Court Opinion

ID: 9002052
Source: CourtListenerOpinion
Date Created: 2022-11-27 13:16:23.583782+00
Date Added: 2024-06-11T17:11:13.459072
License: Public Domain

BECKER, Circuit Judge,
dissenting.
I agree with most of Chief Judge Slovi-ter’s analysis, but write separately because I do not agree that we should adopt a bright-line rule imposing on schools a “constitutional duty to protect ... the liberty interests of students while they are in the state’s functional custody.” In my view, this case does not require such a broad rule, and I would not advocate adopting one.1 Instead, I believe that the unique circumstances of this case imposed a constitutional duty on the school to protect the students’ liberty interests for a combination of reasons: state law compelled the student to attend school; the student, by reason of her disability, lacked the capacity for mature judgment; and the school took affirmative steps to confine the student to situations where she was physically threatened.

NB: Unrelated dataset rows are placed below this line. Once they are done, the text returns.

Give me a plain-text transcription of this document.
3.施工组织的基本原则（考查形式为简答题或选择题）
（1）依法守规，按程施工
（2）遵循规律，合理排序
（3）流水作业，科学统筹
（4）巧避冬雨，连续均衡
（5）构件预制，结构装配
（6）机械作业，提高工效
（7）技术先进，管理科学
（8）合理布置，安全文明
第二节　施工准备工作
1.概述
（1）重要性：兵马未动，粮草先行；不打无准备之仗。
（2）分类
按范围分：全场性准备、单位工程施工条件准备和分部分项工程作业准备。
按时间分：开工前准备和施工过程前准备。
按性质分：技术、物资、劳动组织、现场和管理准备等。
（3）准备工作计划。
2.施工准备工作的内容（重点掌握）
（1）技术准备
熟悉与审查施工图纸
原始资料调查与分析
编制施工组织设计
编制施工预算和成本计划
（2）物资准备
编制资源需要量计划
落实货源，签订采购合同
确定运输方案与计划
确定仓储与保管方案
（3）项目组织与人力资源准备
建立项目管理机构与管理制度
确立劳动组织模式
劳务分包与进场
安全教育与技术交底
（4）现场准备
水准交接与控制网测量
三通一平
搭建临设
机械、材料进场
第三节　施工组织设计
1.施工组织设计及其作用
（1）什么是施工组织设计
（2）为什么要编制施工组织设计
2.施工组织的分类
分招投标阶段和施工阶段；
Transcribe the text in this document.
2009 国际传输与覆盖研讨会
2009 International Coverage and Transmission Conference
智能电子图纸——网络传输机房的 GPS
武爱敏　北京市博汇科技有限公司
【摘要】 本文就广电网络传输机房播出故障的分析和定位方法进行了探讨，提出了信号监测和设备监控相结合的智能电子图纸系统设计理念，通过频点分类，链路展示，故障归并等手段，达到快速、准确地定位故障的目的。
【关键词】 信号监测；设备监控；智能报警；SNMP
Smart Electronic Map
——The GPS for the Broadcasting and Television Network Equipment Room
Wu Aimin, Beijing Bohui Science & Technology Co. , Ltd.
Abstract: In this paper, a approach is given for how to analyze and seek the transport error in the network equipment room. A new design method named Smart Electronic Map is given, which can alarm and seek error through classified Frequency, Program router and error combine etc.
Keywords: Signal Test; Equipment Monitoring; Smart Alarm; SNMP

Although I do not believe that such a duty arises in every school situation, I have no difficulty deciding that it did arise here, where the school knowingly confined D.R. to a dangerous unisex bathroom and a chaotic classroom where she was repeatedly assaulted. Based on all of the circumstances present in this case, I would reverse the judgment of the district court.

. One could read Chief Judge Sloviter’s later statement that she “need not decide the contours of the duty in all situations" and her accompanying explanation as diluting that rule, but I take her at face value.